Publié le 5 octobre 2024 18h53. Les femmes atteintes de syndrome coronarien aigu (SCA) bénéficient d’une prise en charge de plus en plus similaire à celle des hommes en Australie, mais des disparités persistent en termes de traitements et de résultats, soulignant la nécessité d’une vigilance accrue.
- Une étude récente montre que les femmes victimes d’un infarctus du myocarde (STEMI) reçoivent moins souvent des traitements invasifs et une thérapie préventive optimale que les hommes.
- Bien que l’écart de traitement se réduise, notamment grâce à une meilleure sensibilisation, il faudra encore des décennies pour l’éliminer complètement au rythme actuel.
- Les patientes sont souvent plus âgées, présentent davantage de comorbidités et vivent dans des zones défavorisées, ce qui peut influencer leur prise en charge.
Depuis les années 1990, la communauté médicale est consciente d’un biais de genre dans la prise en charge des maladies cardiovasculaires. En 1991, la Dr Bernadine Healy avait déjà souligné que les femmes devaient présenter des symptômes « comme un homme » pour recevoir un traitement équivalent. Malgré des efforts considérables pour améliorer la reconnaissance et le traitement des maladies cardiaques chez les femmes, des inégalités subsistent, tant en Australie qu’à l’échelle mondiale.
Une étude rétrospective menée par Kazi et ses collègues sur la période 2011-2020 dans les hôpitaux de Nouvelle-Galles du Sud a examiné le traitement et l’évolution des patients victimes d’un premier épisode de STEMI (infarctus du myocarde avec sus-décalage du segment ST). Les résultats confirment que les femmes atteintes de STEMI sont en moyenne plus âgées et souffrent de plus de problèmes de santé préexistants que les hommes. Elles sont également plus susceptibles de résider dans des zones socio-économiquement défavorisées.

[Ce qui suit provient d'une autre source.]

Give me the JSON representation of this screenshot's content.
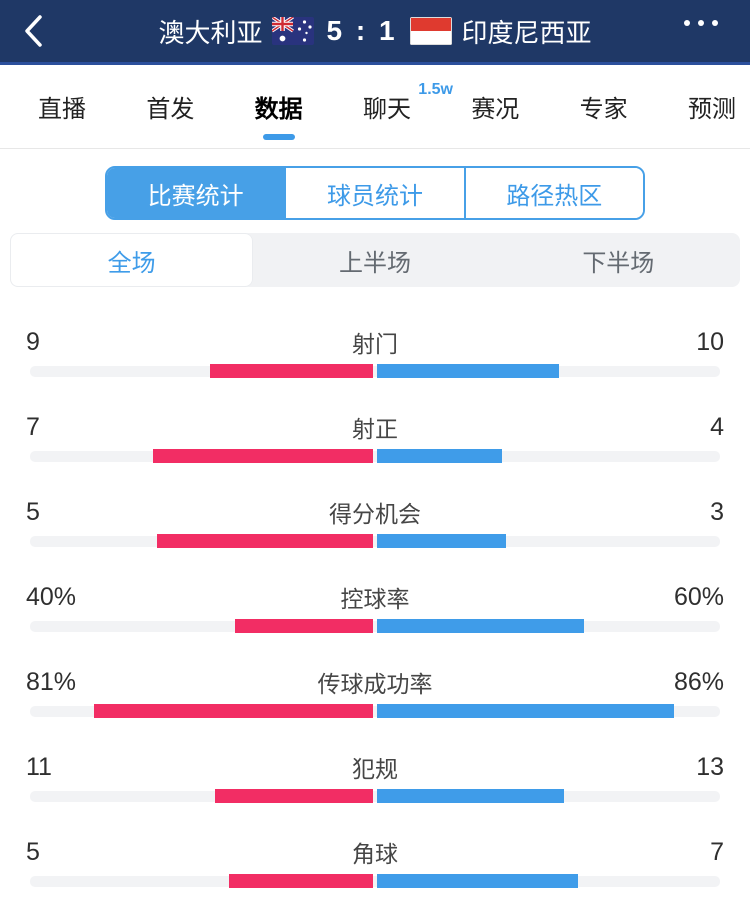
{
  "header": {
    "home_team": "澳大利亚",
    "away_team": "印度尼西亚",
    "score": "5 : 1",
    "back_icon": "chevron-left",
    "more_icon": "ellipsis",
    "colors": {
      "bg": "#1f3866",
      "bottom_line": "#2b4f9c"
    }
  },
  "tabs": {
    "items": [
      {
        "key": "live",
        "label": "直播",
        "active": false,
        "badge": ""
      },
      {
        "key": "lineup",
        "label": "首发",
        "active": false,
        "badge": ""
      },
      {
        "key": "data",
        "label": "数据",
        "active": true,
        "badge": ""
      },
      {
        "key": "chat",
        "label": "聊天",
        "active": false,
        "badge": "1.5w"
      },
      {
        "key": "status",
        "label": "赛况",
        "active": false,
        "badge": ""
      },
      {
        "key": "expert",
        "label": "专家",
        "active": false,
        "badge": ""
      },
      {
        "key": "predict",
        "label": "预测",
        "active": false,
        "badge": ""
      }
    ],
    "accent": "#3d9ae8"
  },
  "segments": {
    "items": [
      {
        "key": "match-stats",
        "label": "比赛统计",
        "active": true
      },
      {
        "key": "player-stats",
        "label": "球员统计",
        "active": false
      },
      {
        "key": "heat-map",
        "label": "路径热区",
        "active": false
      }
    ],
    "accent": "#47a0e7"
  },
  "periods": {
    "items": [
      {
        "key": "full",
        "label": "全场",
        "active": true
      },
      {
        "key": "first-half",
        "label": "上半场",
        "active": false
      },
      {
        "key": "second-half",
        "label": "下半场",
        "active": false
      }
    ]
  },
  "chart_data": {
    "type": "bar",
    "title": "比赛统计 - 全场",
    "home_team": "澳大利亚",
    "away_team": "印度尼西亚",
    "home_color": "#f22d64",
    "away_color": "#3f9ce9",
    "track_color": "#f2f3f5",
    "layout": "diverging-from-center, count rows scaled by value/(home+away), percent rows scaled by value/100",
    "rows": [
      {
        "label": "射门",
        "home": "9",
        "away": "10"
      },
      {
        "label": "射正",
        "home": "7",
        "away": "4"
      },
      {
        "label": "得分机会",
        "home": "5",
        "away": "3"
      },
      {
        "label": "控球率",
        "home": "40%",
        "away": "60%"
      },
      {
        "label": "传球成功率",
        "home": "81%",
        "away": "86%"
      },
      {
        "label": "犯规",
        "home": "11",
        "away": "13"
      },
      {
        "label": "角球",
        "home": "5",
        "away": "7"
      }
    ]
  }
}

L’étude révèle que les femmes sont moins souvent soumises à une angiographie rapide, à une angioplastie coronaire (intervention coronarienne percutanée) ou à un pontage coronarien. En conséquence, elles présentent un taux plus élevé d’événements cardiovasculaires indésirables et une mortalité plus élevée dans les douze mois suivant leur admission à l’hôpital. Cependant, les chercheurs ont observé une augmentation des taux d’angiographie et d’angioplastie pour les deux sexes entre 2011 et 2020, avec une progression plus rapide chez les femmes. De même, la diminution de la mortalité cardiovasculaire et de la mortalité globale a été légèrement plus rapide chez les patientes.
Les raisons de ces disparités sont complexes et nécessitent des recherches approfondies. L’âge moyen plus élevé et les comorbidités plus fréquentes des patientes, ainsi que la prévalence plus élevée de certains types d’infarctus du myocarde, comme ceux sans obstruction coronarienne visible ou les dissections spontanées des artères coronaires, pourraient jouer un rôle. Comme le soulignent Kazi et ses collaborateurs, la nature rétrospective de l’étude limite la possibilité d’établir des liens de causalité directs.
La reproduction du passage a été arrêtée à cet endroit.